Union Pacific managed to fill 36 pages for its 1969 timetable, but only did so by being highly repetitive and showing plenty of timetables for which there were no actual trains. Table number 1 on page 15 is saddest of all: at first glance, it shows five trains a day between Omaha and Cheyenne. A closer look reveals that four of them, the City of San Francisco, City of Los Angeles/Chellenger, City of Portland, and City of Denver, all had the same schedule, the so-called “City of Everywhere.” Only the fifth train, the unnamed trains 5 & 6, provides some variety, and that Omaha-Los Angeles train consisted solely of coaches, with “station stops for meals en route.”
Click image to download a 27.4-MB PDF of this timetable.

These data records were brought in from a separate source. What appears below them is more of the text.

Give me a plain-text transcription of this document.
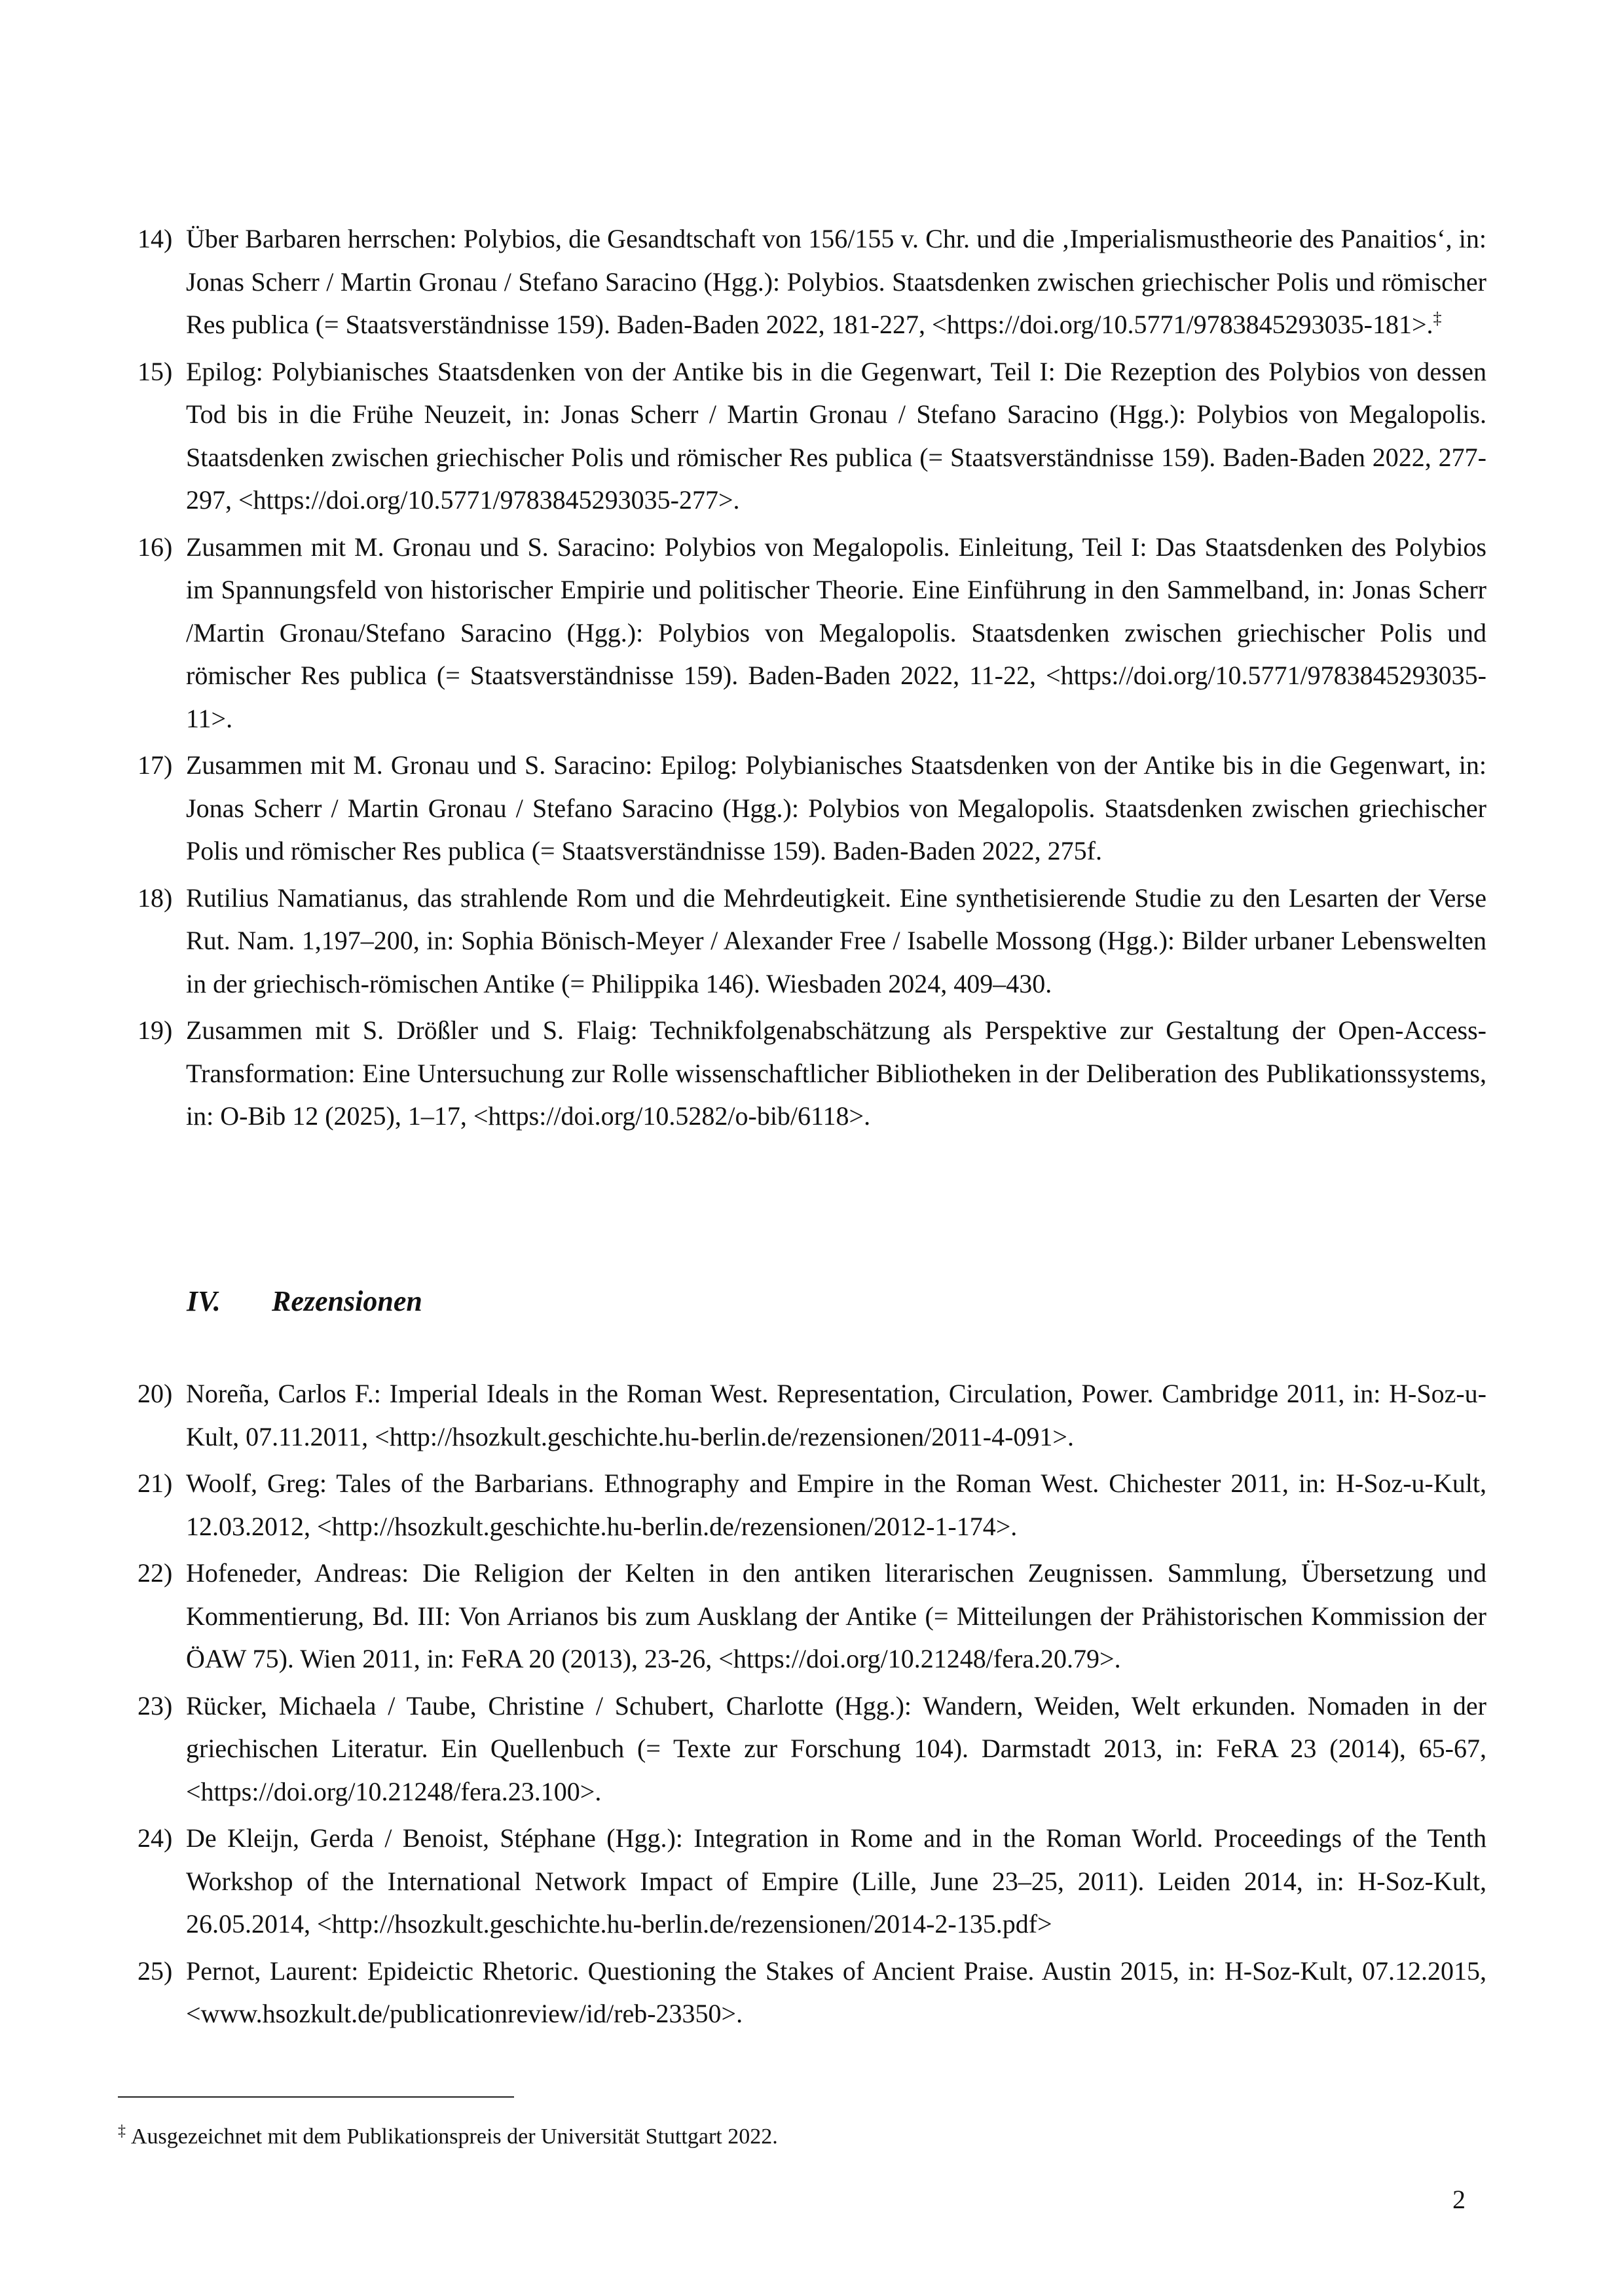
14) Über Barbaren herrschen: Polybios, die Gesandtschaft von 156/155 v. Chr. und die ‚Imperialismustheorie des Panaitios‘, in: Jonas Scherr / Martin Gronau / Stefano Saracino (Hgg.): Polybios. Staatsdenken zwischen griechischer Polis und römischer Res publica (= Staatsverständnisse 159). Baden-Baden 2022, 181-227, <https://doi.org/10.5771/9783845293035-181>.‡
15) Epilog: Polybianisches Staatsdenken von der Antike bis in die Gegenwart, Teil I: Die Rezeption des Polybios von dessen Tod bis in die Frühe Neuzeit, in: Jonas Scherr / Martin Gronau / Stefano Saracino (Hgg.): Polybios von Megalopolis. Staatsdenken zwischen griechischer Polis und römischer Res publica (= Staatsverständnisse 159). Baden-Baden 2022, 277-297, <https://doi.org/10.5771/9783845293035-277>.
16) Zusammen mit M. Gronau und S. Saracino: Polybios von Megalopolis. Einleitung, Teil I: Das Staatsdenken des Polybios im Spannungsfeld von historischer Empirie und politischer Theorie. Eine Einführung in den Sammelband, in: Jonas Scherr /Martin Gronau/Stefano Saracino (Hgg.): Polybios von Megalopolis. Staatsdenken zwischen griechischer Polis und römischer Res publica (= Staatsverständnisse 159). Baden-Baden 2022, 11-22, <https://doi.org/10.5771/9783845293035-11>.
17) Zusammen mit M. Gronau und S. Saracino: Epilog: Polybianisches Staatsdenken von der Antike bis in die Gegenwart, in: Jonas Scherr / Martin Gronau / Stefano Saracino (Hgg.): Polybios von Megalopolis. Staatsdenken zwischen griechischer Polis und römischer Res publica (= Staatsverständnisse 159). Baden-Baden 2022, 275f.
18) Rutilius Namatianus, das strahlende Rom und die Mehrdeutigkeit. Eine synthetisierende Studie zu den Lesarten der Verse Rut. Nam. 1,197–200, in: Sophia Bönisch-Meyer / Alexander Free / Isabelle Mossong (Hgg.): Bilder urbaner Lebenswelten in der griechisch-römischen Antike (= Philippika 146). Wiesbaden 2024, 409–430.
19) Zusammen mit S. Drößler und S. Flaig: Technikfolgenabschätzung als Perspektive zur Gestaltung der Open-Access-Transformation: Eine Untersuchung zur Rolle wissenschaftlicher Bibliotheken in der Deliberation des Publikationssystems, in: O-Bib 12 (2025), 1–17, <https://doi.org/10.5282/o-bib/6118>.
IV. Rezensionen
20) Noreña, Carlos F.: Imperial Ideals in the Roman West. Representation, Circulation, Power. Cambridge 2011, in: H-Soz-u-Kult, 07.11.2011, <http://hsozkult.geschichte.hu-berlin.de/rezensionen/2011-4-091>.
21) Woolf, Greg: Tales of the Barbarians. Ethnography and Empire in the Roman West. Chichester 2011, in: H-Soz-u-Kult, 12.03.2012, <http://hsozkult.geschichte.hu-berlin.de/rezensionen/2012-1-174>.
22) Hofeneder, Andreas: Die Religion der Kelten in den antiken literarischen Zeugnissen. Sammlung, Übersetzung und Kommentierung, Bd. III: Von Arrianos bis zum Ausklang der Antike (= Mitteilungen der Prähistorischen Kommission der ÖAW 75). Wien 2011, in: FeRA 20 (2013), 23-26, <https://doi.org/10.21248/fera.20.79>.
23) Rücker, Michaela / Taube, Christine / Schubert, Charlotte (Hgg.): Wandern, Weiden, Welt erkunden. Nomaden in der griechischen Literatur. Ein Quellenbuch (= Texte zur Forschung 104). Darmstadt 2013, in: FeRA 23 (2014), 65-67, <https://doi.org/10.21248/fera.23.100>.
24) De Kleijn, Gerda / Benoist, Stéphane (Hgg.): Integration in Rome and in the Roman World. Proceedings of the Tenth Workshop of the International Network Impact of Empire (Lille, June 23–25, 2011). Leiden 2014, in: H-Soz-Kult, 26.05.2014, <http://hsozkult.geschichte.hu-berlin.de/rezensionen/2014-2-135.pdf>
25) Pernot, Laurent: Epideictic Rhetoric. Questioning the Stakes of Ancient Praise. Austin 2015, in: H-Soz-Kult, 07.12.2015, <www.hsozkult.de/publicationreview/id/reb-23350>.

‡ Ausgezeichnet mit dem Publikationspreis der Universität Stuttgart 2022.

2
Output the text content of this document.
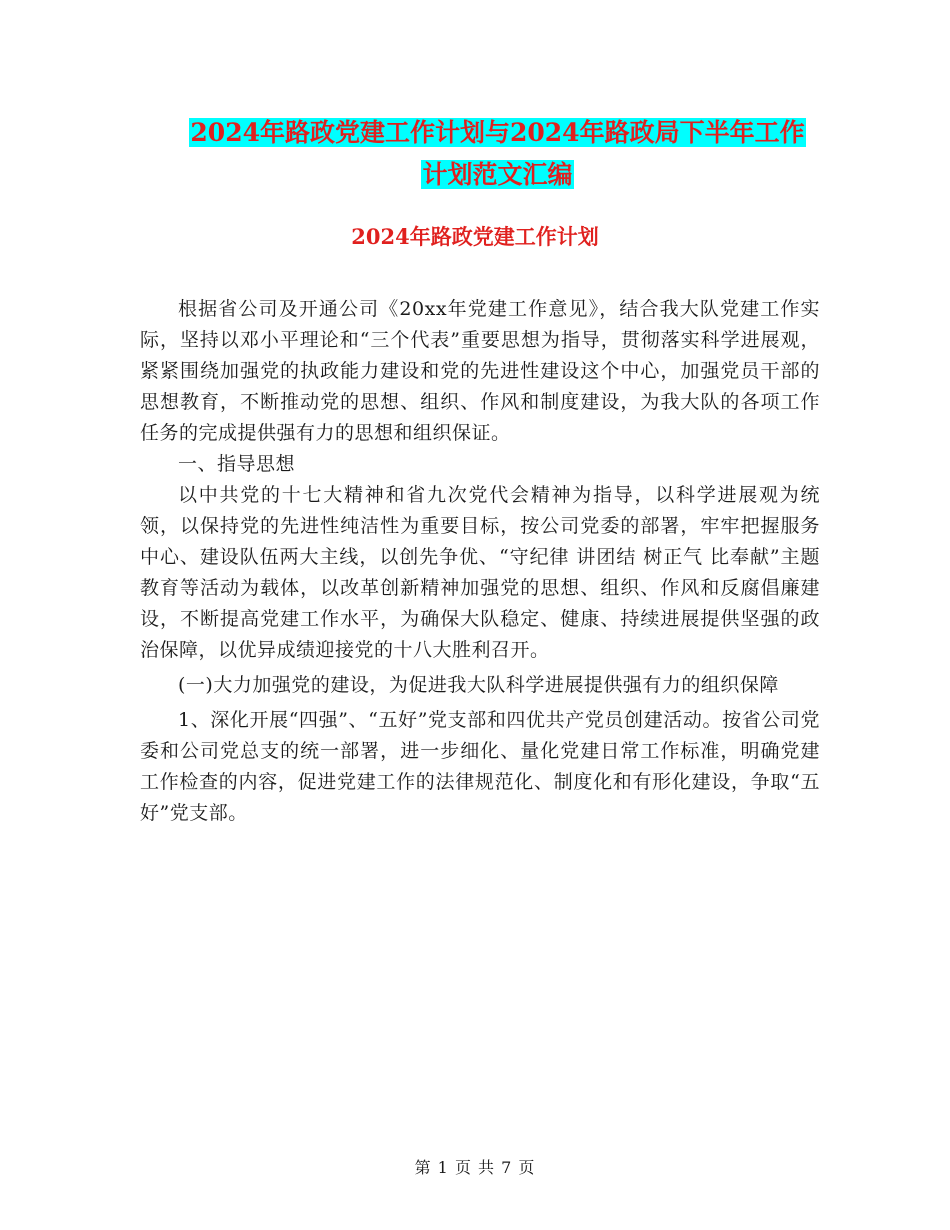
2024年路政党建工作计划与2024年路政局下半年工作
计划范文汇编
2024年路政党建工作计划

根据省公司及开通公司《20xx年党建工作意见》，结合我大队党建工作实际，坚持以邓小平理论和“三个代表”重要思想为指导，贯彻落实科学进展观，紧紧围绕加强党的执政能力建设和党的先进性建设这个中心，加强党员干部的思想教育，不断推动党的思想、组织、作风和制度建设，为我大队的各项工作任务的完成提供强有力的思想和组织保证。

一、指导思想

以中共党的十七大精神和省九次党代会精神为指导，以科学进展观为统领，以保持党的先进性纯洁性为重要目标，按公司党委的部署，牢牢把握服务中心、建设队伍两大主线，以创先争优、“守纪律 讲团结 树正气 比奉献”主题教育等活动为载体，以改革创新精神加强党的思想、组织、作风和反腐倡廉建设，不断提高党建工作水平，为确保大队稳定、健康、持续进展提供坚强的政治保障，以优异成绩迎接党的十八大胜利召开。

(一)大力加强党的建设，为促进我大队科学进展提供强有力的组织保障

1、深化开展“四强”、“五好”党支部和四优共产党员创建活动。按省公司党委和公司党总支的统一部署，进一步细化、量化党建日常工作标准，明确党建工作检查的内容，促进党建工作的法律规范化、制度化和有形化建设，争取“五好”党支部。

第 1 页 共 7 页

Pages 6 through 9 are little more than repeats of the timetables for the four City trains and trains 5 & 6. This repeat was somewhat useful when UP had three or four trains on each route, but here it’s just filler. Many of the timetables on pages 22 and 23, and nearly all of them on 24 and 25, are marked “K” meaning freight only. Why are they included at all?
As if UP can’t get rid of passengers fast enough, the connecting trains on page 27 include the California Zephyr from Denver to Oakland, though not by name, only as a Rio Grande train from Denver to Salt Lake and a Western Pacific train from Salt Lake to Oakland. I suppose such connections were useful for people trying to get to Grand Junction or Stockton.